- Based on a needs report submitted by school officials, more than 25,000 students in Maine are at risk of falling behind academically every day because their homes don’t have internet access that would enable them to take part in the remote learning made necessary during the COVID-19 crisis. Now, the Bangor Savings Bank Foundation is stepping forward to help with this digital divide. Today the Foundation announced a grant of $50,000 to Connect Kids Now new initiative put forth by the Maine Department of Education aimed at helping bridge the gap of this online inequity.
“The digital divide Maine students are dealing with is a serious issue and the impacts are made more pronounced by the COVID-19 Pandemic. It’s important that we help any way we can,” said President and CEO of Bangor Savings Bank Bob Montgomery-Rice. “Supporting the continued academic success of our students right now means we’re also supporting a bridge to their future and the future of our communities.”
The Foundation’s $50,000 grant to the Connect Kids Now initiative might be used in one of three ways:
- Cover the cost of connectivity at home for 500 students through end of school year
- Provide devices with hotspots and cover connectivity costs for 500 students
- Help purchase 500 devices to distribute to students
Along with support from the business and philanthropic community, the Connect Kids Now initiative is also enlisting the support from state and federal resources to make sure all Maine students can fully engage in remote, continuous learning.

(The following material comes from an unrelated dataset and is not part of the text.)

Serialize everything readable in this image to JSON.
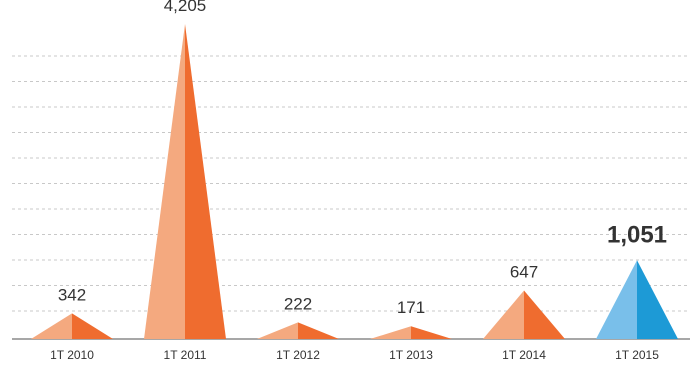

Most of the estimated 25,000 students in Maine being left behind by this digital divide are predominantly lower income students, are students of color, or live in rural regions of the state.
The Foundation also announced a $5,000 donation directly to the Bangor School Department, supporting similar internet and device needs for students in the Bangor School system.
“During the past month of remote learning, our teachers and families have been doing everything they can to make sure students don’t fall behind, but when there is a technological gap, students are missing a basic provision for their learning,” said Maine Dept. of Education Commissioner Pender Makin. “Without access to the internet, the unfortunate reality is some students are at a disadvantage, without access to the online learning platforms of their peers. This grant by the Bangor Savings Bank Foundation will help alleviate that and for that, we are grateful.”